Cas pratique : « Tu sors boire un verre avec moi ce soir? »

Ne pas faire de réponses « ouvertes » :

– « Je reste à la maison car j’ai besoin de souffler. » (Réponse de la « coptox » : « toi, ça n’a pas l’air d’aller… tu as vraiment besoin de te changer les idées. Viens t’aérer avec moi »)

– « Je reste à la maison car entre le boulot et les mômes, on ne s’est pas fait une soirée ensemble avec mon mec depuis des semaines. » (Réponse de la « coptox » : « t’es en train de culpabiliser à cause de ton mec… tu as le droit de prendre du temps pour toi. Il ne serait pas jaloux de notre relation, par hasard ? »)

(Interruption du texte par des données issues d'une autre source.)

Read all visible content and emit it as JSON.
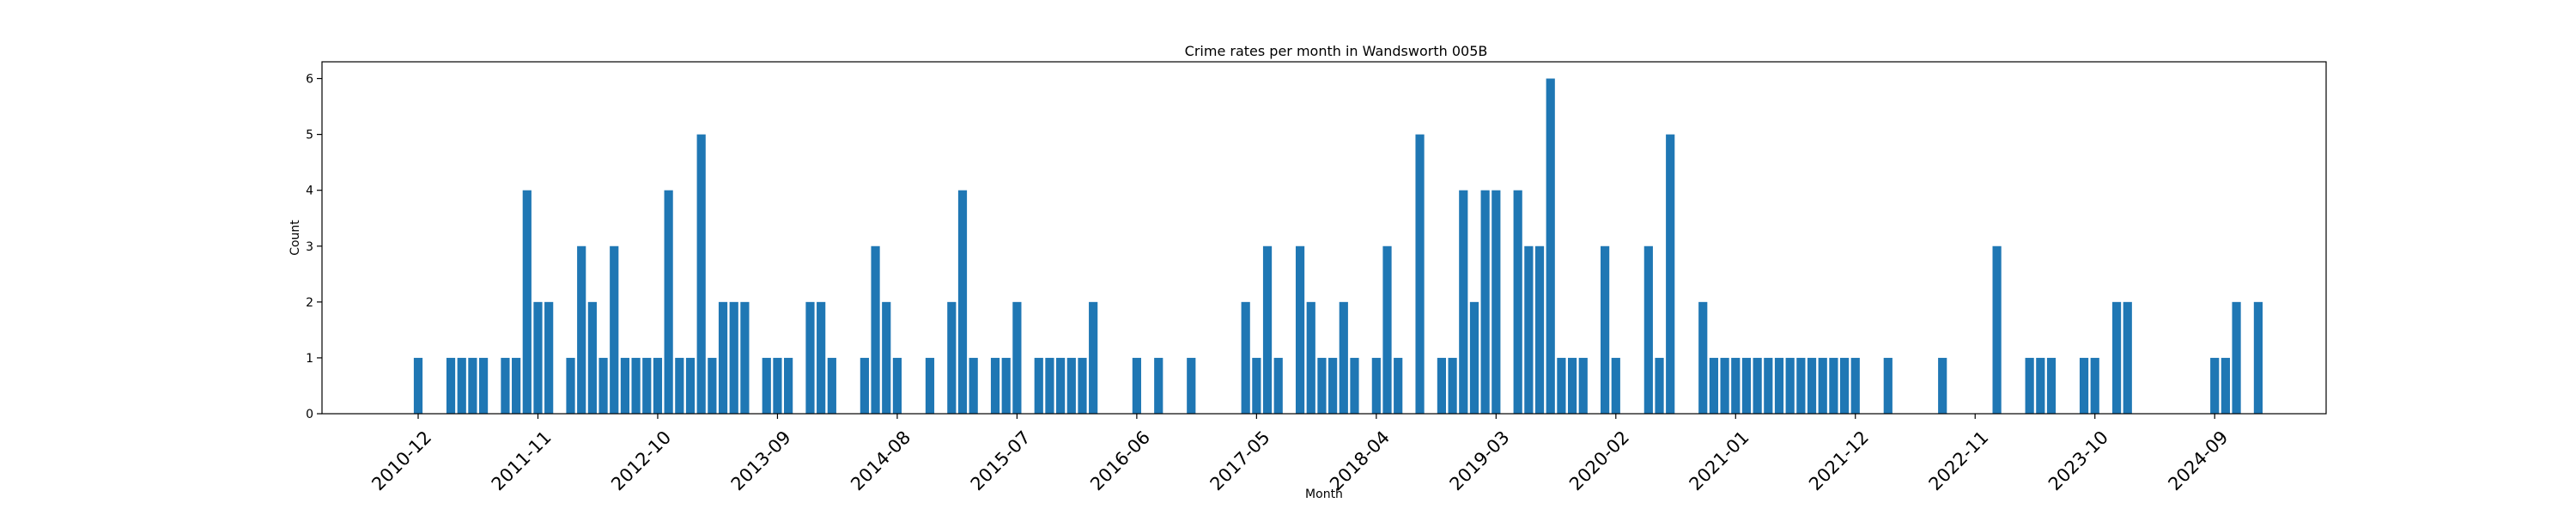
{
  "chart_data": {
    "type": "bar",
    "title": "Crime rates per month in Wandsworth 005B",
    "xlabel": "Month",
    "ylabel": "Count",
    "ylim": [
      0,
      6.3
    ],
    "yticks": [
      0,
      1,
      2,
      3,
      4,
      5,
      6
    ],
    "xticks": [
      "2010-12",
      "2011-11",
      "2012-10",
      "2013-09",
      "2014-08",
      "2015-07",
      "2016-06",
      "2017-05",
      "2018-04",
      "2019-03",
      "2020-02",
      "2021-01",
      "2021-12",
      "2022-11",
      "2023-10",
      "2024-09"
    ],
    "color": "#1f77b4",
    "grid": false,
    "series": [
      {
        "x": [
          "2010-12",
          "2011-03",
          "2011-04",
          "2011-05",
          "2011-06",
          "2011-08",
          "2011-09",
          "2011-10",
          "2011-11",
          "2011-12",
          "2012-02",
          "2012-03",
          "2012-04",
          "2012-05",
          "2012-06",
          "2012-07",
          "2012-08",
          "2012-09",
          "2012-10",
          "2012-11",
          "2012-12",
          "2013-01",
          "2013-02",
          "2013-03",
          "2013-04",
          "2013-05",
          "2013-06",
          "2013-08",
          "2013-09",
          "2013-10",
          "2013-12",
          "2014-01",
          "2014-02",
          "2014-05",
          "2014-06",
          "2014-07",
          "2014-08",
          "2014-11",
          "2015-01",
          "2015-02",
          "2015-03",
          "2015-05",
          "2015-06",
          "2015-07",
          "2015-09",
          "2015-10",
          "2015-11",
          "2015-12",
          "2016-01",
          "2016-02",
          "2016-06",
          "2016-08",
          "2016-11",
          "2017-04",
          "2017-05",
          "2017-06",
          "2017-07",
          "2017-09",
          "2017-10",
          "2017-11",
          "2017-12",
          "2018-01",
          "2018-02",
          "2018-04",
          "2018-05",
          "2018-06",
          "2018-08",
          "2018-10",
          "2018-11",
          "2018-12",
          "2019-01",
          "2019-02",
          "2019-03",
          "2019-05",
          "2019-06",
          "2019-07",
          "2019-08",
          "2019-09",
          "2019-10",
          "2019-11",
          "2020-01",
          "2020-02",
          "2020-05",
          "2020-06",
          "2020-07",
          "2020-10",
          "2020-11",
          "2020-12",
          "2021-01",
          "2021-02",
          "2021-03",
          "2021-04",
          "2021-05",
          "2021-06",
          "2021-07",
          "2021-08",
          "2021-09",
          "2021-10",
          "2021-11",
          "2021-12",
          "2022-03",
          "2022-08",
          "2023-01",
          "2023-04",
          "2023-05",
          "2023-06",
          "2023-09",
          "2023-10",
          "2023-12",
          "2024-01",
          "2024-09",
          "2024-10",
          "2024-11",
          "2025-01"
        ],
        "values": [
          1,
          1,
          1,
          1,
          1,
          1,
          1,
          4,
          2,
          2,
          1,
          3,
          2,
          1,
          3,
          1,
          1,
          1,
          1,
          4,
          1,
          1,
          5,
          1,
          2,
          2,
          2,
          1,
          1,
          1,
          2,
          2,
          1,
          1,
          3,
          2,
          1,
          1,
          2,
          4,
          1,
          1,
          1,
          2,
          1,
          1,
          1,
          1,
          1,
          2,
          1,
          1,
          1,
          2,
          1,
          3,
          1,
          3,
          2,
          1,
          1,
          2,
          1,
          1,
          3,
          1,
          5,
          1,
          1,
          4,
          2,
          4,
          4,
          4,
          3,
          3,
          6,
          1,
          1,
          1,
          3,
          1,
          3,
          1,
          5,
          2,
          1,
          1,
          1,
          1,
          1,
          1,
          1,
          1,
          1,
          1,
          1,
          1,
          1,
          1,
          1,
          1,
          3,
          1,
          1,
          1,
          1,
          1,
          2,
          2,
          1,
          1,
          2,
          2
        ]
      }
    ]
  }
}
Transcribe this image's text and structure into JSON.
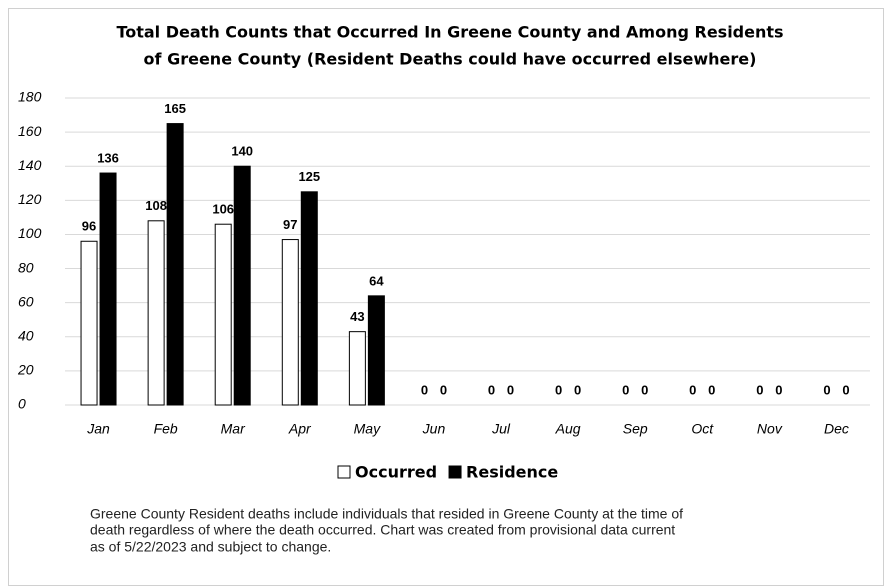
{
  "chart_data": {
    "type": "bar",
    "title": [
      "Total Death Counts that Occurred In Greene County and Among Residents",
      "of Greene County (Resident Deaths could have occurred elsewhere)"
    ],
    "categories": [
      "Jan",
      "Feb",
      "Mar",
      "Apr",
      "May",
      "Jun",
      "Jul",
      "Aug",
      "Sep",
      "Oct",
      "Nov",
      "Dec"
    ],
    "series": [
      {
        "name": "Occurred",
        "color": "#ffffff",
        "values": [
          96,
          108,
          106,
          97,
          43,
          0,
          0,
          0,
          0,
          0,
          0,
          0
        ]
      },
      {
        "name": "Residence",
        "color": "#000000",
        "values": [
          136,
          165,
          140,
          125,
          64,
          0,
          0,
          0,
          0,
          0,
          0,
          0
        ]
      }
    ],
    "ylim": [
      0,
      180
    ],
    "yticks": [
      0,
      20,
      40,
      60,
      80,
      100,
      120,
      140,
      160,
      180
    ],
    "grid": true,
    "legend": "bottom",
    "caption": [
      "Greene County Resident deaths include individuals that resided in Greene County at the time of",
      "death regardless of where the death occurred. Chart was created from provisional data current",
      "as of 5/22/2023 and subject to change."
    ]
  }
}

Faire au contraire une réponse fermée :

« Non,  je dine avec mon mec. » Point. Il  sera alors difficile à la « coptox » d’embrayer sur autre chose qu’un « ah… ». Au fond, on peut trouver une certaine analogie entre la « coptox » et la téléphonie : il  peut en effet s’avérer judicieux d’opter pour un forfait bloqué plutôt que limité, afin d’éviter que la « coptox » ne nous surconsomme, sinon ce n’est pas notre compte en banque qui explose, mais notre capital santé psychologique.

Politesse et cordialité dosée, oui. Empathie illimitée, certainement pas. Telles sont les règles élémentaires pour ne pas voir son espace vital réduit à peau de chagrin et se retrouver, malgré soi, à la tête d’un élevage de sangsues.